AI extraction reads the document semantically instead of by layout coordinates. You describe what you want — "income statement with revenue, operating income, and net income by year" — and the model finds and normalizes the data regardless of how the filing is formatted.

Tool

Annual Report Extractor

Drop a 10-K or annual report PDF and get income statement, balance sheet, cash flow, segment data, and risk factors back as JSON or Excel — across all years shown. Works on scanned and digital PDFs, no template needed.

This handles the cases that break Tabula and pdfplumber: scanned annual reports, multi-page tables, IFRS vs GAAP formatting differences, non-US currencies, and consistent field extraction across many companies with different layouts.

What you can extract from an annual report

Income statement — revenue, gross profit, operating income, net income, EPS by year
Balance sheet — total assets, current assets, liabilities, equity, cash, long-term debt
Cash flow — operating, investing, and financing activities; free cash flow; capex
Segment breakdown — revenue and profit by business unit or geography
Key metrics — growth rates, margins, guidance, KPIs
Risk factors — material risks as structured rows with title and summary
Executive compensation — named officers, base salary, stock awards, total comp
ESG data — emissions (scope 1/2/3), diversity %, board governance

Scanned vs digital PDFs

If your annual report was scanned — common for older filings and international companies — copy-paste and Tabula won't work at all. pdfplumber will return empty tables. AI extraction (method 4) handles scanned PDFs because it applies OCR before extraction.

For most modern 10-K and 20-F filings from public companies, the PDF is text-based, so all four methods apply. If you're pulling older filings (pre-2010) or private-company annual reports, assume scanned and plan accordingly.

Extracting the same fields across multiple companies

Competitive analysis — pulling the same income statement metrics from five companies' annual reports — is where the difference between methods is most visible. Copy-paste and Tabula require manual effort per filing. Python scripts require per-filer tuning. AI extraction uses the same prompt on all filings and returns a consistent schema regardless of how each company labels their line items.

The output is a JSON array where each row is a year and each key is a field you asked for — ready to paste into Excel or import into a model.

Frequently asked questions

How do I extract data from an annual report PDF?+

For a single table from a text-based PDF, copy-paste or Tabula work.
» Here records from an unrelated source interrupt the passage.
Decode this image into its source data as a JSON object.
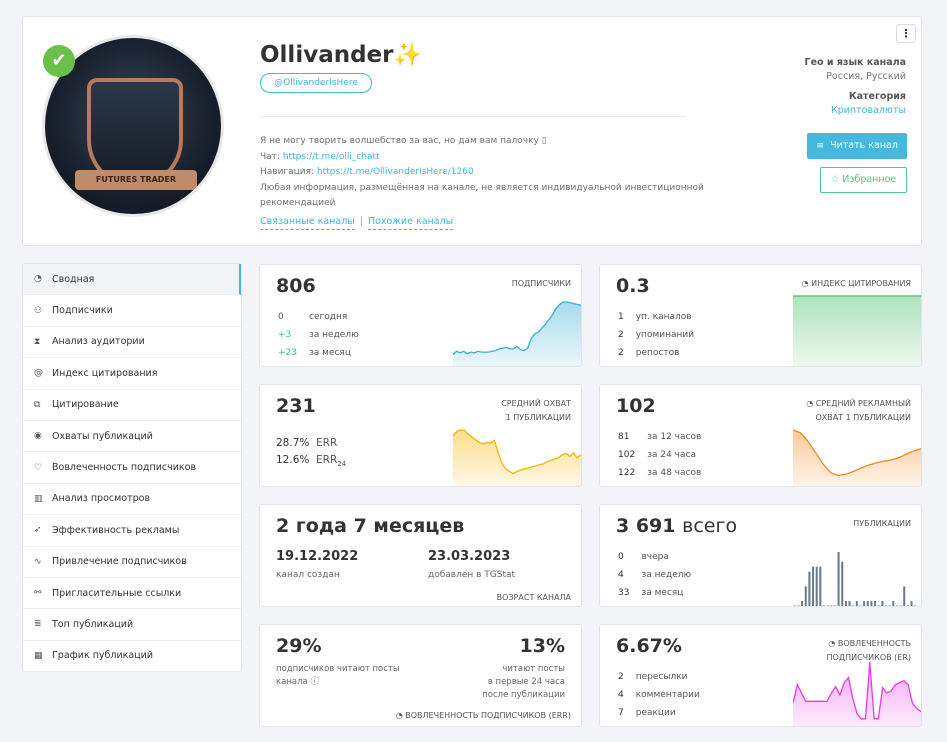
{
  "header": {
    "title": "Ollivander",
    "title_emoji": "✨",
    "handle": "@OllivanderIsHere",
    "description": [
      "Я не могу творить волшебство за вас, но дам вам палочку ▯"
    ],
    "chat_label": "Чат:",
    "chat_link": "https://t.me/olli_chatt",
    "nav_label": "Навигация:",
    "nav_link": "https://t.me/OllivanderIsHere/1260",
    "disclaimer": "Любая информация, размещённая на канале, не является индивидуальной инвестиционной рекомендацией",
    "related": "Связанные каналы",
    "similar": "Похожие каналы",
    "geo_label": "Гео и язык канала",
    "geo_value": "Россия, Русский",
    "category_label": "Категория",
    "category_value": "Криптовалюты",
    "read_button": "Читать канал",
    "favorite_button": "Избранное",
    "menu_icon": "kebab-icon",
    "avatar_text": "FUTURES TRADER",
    "verified": true
  },
  "sidebar": {
    "items": [
      {
        "label": "Сводная",
        "icon": "dashboard-icon",
        "active": true
      },
      {
        "label": "Подписчики",
        "icon": "users-icon"
      },
      {
        "label": "Анализ аудитории",
        "icon": "hourglass-icon"
      },
      {
        "label": "Индекс цитирования",
        "icon": "at-icon"
      },
      {
        "label": "Цитирование",
        "icon": "copy-icon"
      },
      {
        "label": "Охваты публикаций",
        "icon": "eye-icon"
      },
      {
        "label": "Вовлеченность подписчиков",
        "icon": "heart-icon"
      },
      {
        "label": "Анализ просмотров",
        "icon": "bar-chart-icon"
      },
      {
        "label": "Эффективность рекламы",
        "icon": "rocket-icon"
      },
      {
        "label": "Привлечение подписчиков",
        "icon": "trend-icon"
      },
      {
        "label": "Пригласительные ссылки",
        "icon": "link-icon"
      },
      {
        "label": "Топ публикаций",
        "icon": "list-icon"
      },
      {
        "label": "График публикаций",
        "icon": "calendar-icon"
      }
    ]
  },
  "cards": {
    "subscribers": {
      "value": "806",
      "label": "Подписчики",
      "rows": [
        [
          "0",
          "сегодня"
        ],
        [
          "+3",
          "за неделю"
        ],
        [
          "+23",
          "за месяц"
        ]
      ],
      "color": "#3ab0d6",
      "spark": [
        12,
        16,
        14,
        16,
        13,
        15,
        14,
        16,
        15,
        15,
        15,
        16,
        17,
        19,
        20,
        21,
        19,
        19,
        22,
        18,
        17,
        20,
        32,
        38,
        40,
        45,
        50,
        56,
        62,
        70,
        75,
        78,
        78,
        77,
        76,
        75,
        74
      ]
    },
    "citation": {
      "value": "0.3",
      "label": "Индекс цитирования",
      "rows": [
        [
          "1",
          "уп. каналов"
        ],
        [
          "2",
          "упоминаний"
        ],
        [
          "2",
          "репостов"
        ]
      ],
      "color": "#4cbf6a",
      "spark": [
        1,
        1
      ]
    },
    "reach": {
      "value": "231",
      "label1": "Средний охват",
      "label2": "1 публикации",
      "err": "28.7%",
      "err_label": "ERR",
      "err24": "12.6%",
      "err24_label": "ERR",
      "err24_sub": "24",
      "color": "#f5b400",
      "spark": [
        70,
        76,
        78,
        78,
        72,
        68,
        64,
        60,
        58,
        60,
        59,
        63,
        45,
        30,
        22,
        18,
        15,
        18,
        20,
        22,
        23,
        25,
        26,
        28,
        29,
        32,
        34,
        36,
        38,
        42,
        44,
        40,
        45,
        38,
        42
      ]
    },
    "ad_reach": {
      "value": "102",
      "label1": "Средний рекламный",
      "label2": "охват 1 публикации",
      "rows": [
        [
          "81",
          "за 12 часов"
        ],
        [
          "102",
          "за 24 часа"
        ],
        [
          "122",
          "за 48 часов"
        ]
      ],
      "color": "#f28a1e",
      "spark": [
        95,
        90,
        75,
        55,
        35,
        20,
        15,
        17,
        22,
        28,
        33,
        37,
        40,
        42,
        46,
        52,
        58,
        62
      ]
    },
    "age": {
      "value": "2 года 7 месяцев",
      "created": "19.12.2022",
      "created_label": "канал создан",
      "added": "23.03.2023",
      "added_label": "добавлен в TGStat",
      "label": "Возраст канала"
    },
    "posts": {
      "value": "3 691",
      "value_suffix": "всего",
      "label": "Публикации",
      "rows": [
        [
          "0",
          "вчера"
        ],
        [
          "4",
          "за неделю"
        ],
        [
          "33",
          "за месяц"
        ]
      ],
      "color": "#6b7b8c",
      "bars": [
        0,
        0,
        1,
        4,
        7,
        8,
        8,
        8,
        0,
        0,
        0,
        0,
        11,
        9,
        1,
        1,
        0,
        1,
        0,
        1,
        1,
        1,
        1,
        0,
        1,
        0,
        0,
        1,
        0,
        0,
        4,
        0,
        1,
        0
      ]
    },
    "err": {
      "v1": "29%",
      "t1": "подписчиков читают посты канала",
      "v2": "13%",
      "t2a": "читают посты",
      "t2b": "в первые 24 часа",
      "t2c": "после публикации",
      "label": "Вовлеченность подписчиков (ERR)"
    },
    "er": {
      "value": "6.67%",
      "label1": "Вовлеченность",
      "label2": "подписчиков (ER)",
      "rows": [
        [
          "2",
          "пересылки"
        ],
        [
          "4",
          "комментарии"
        ],
        [
          "7",
          "реакции"
        ]
      ],
      "color": "#e83ae8",
      "spark": [
        20,
        38,
        30,
        22,
        22,
        22,
        22,
        22,
        22,
        30,
        36,
        28,
        40,
        45,
        25,
        10,
        5,
        5,
        60,
        5,
        5,
        35,
        30,
        32,
        38,
        40,
        42,
        38,
        20,
        15,
        12
      ]
    }
  }
}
For batch extraction across multiple filings, use Python with pdfplumber. For scanned reports or consistent cross-company extraction, use AI-powered extraction which reads the document semantically.

Can I extract data from a scanned annual report?+

Yes, but only with OCR-capable tools. Copy-paste, Tabula, and pdfplumber require a text layer and will return nothing on scanned PDFs. AI extraction applies OCR automatically and works on both scanned and digital PDFs.

How do I extract income statement data from a 10-K?+

Open the 10-K PDF, find the Consolidated Statements of Operations (usually around page 50–80), and use Tabula to select the table, or use an AI extractor with a prompt like 'income statement with revenue, operating income, net income, and EPS by year'. The AI approach works even when the page number varies between filings.

How do I extract the same metrics from annual reports of multiple companies?+

Python scripts can batch-process multiple PDFs but require tuning per filer since page numbers and column names differ. AI extraction is more reliable for cross-company comparisons: describe the fields once ('revenue, gross margin, net income by year') and run the same extraction on each company's filing.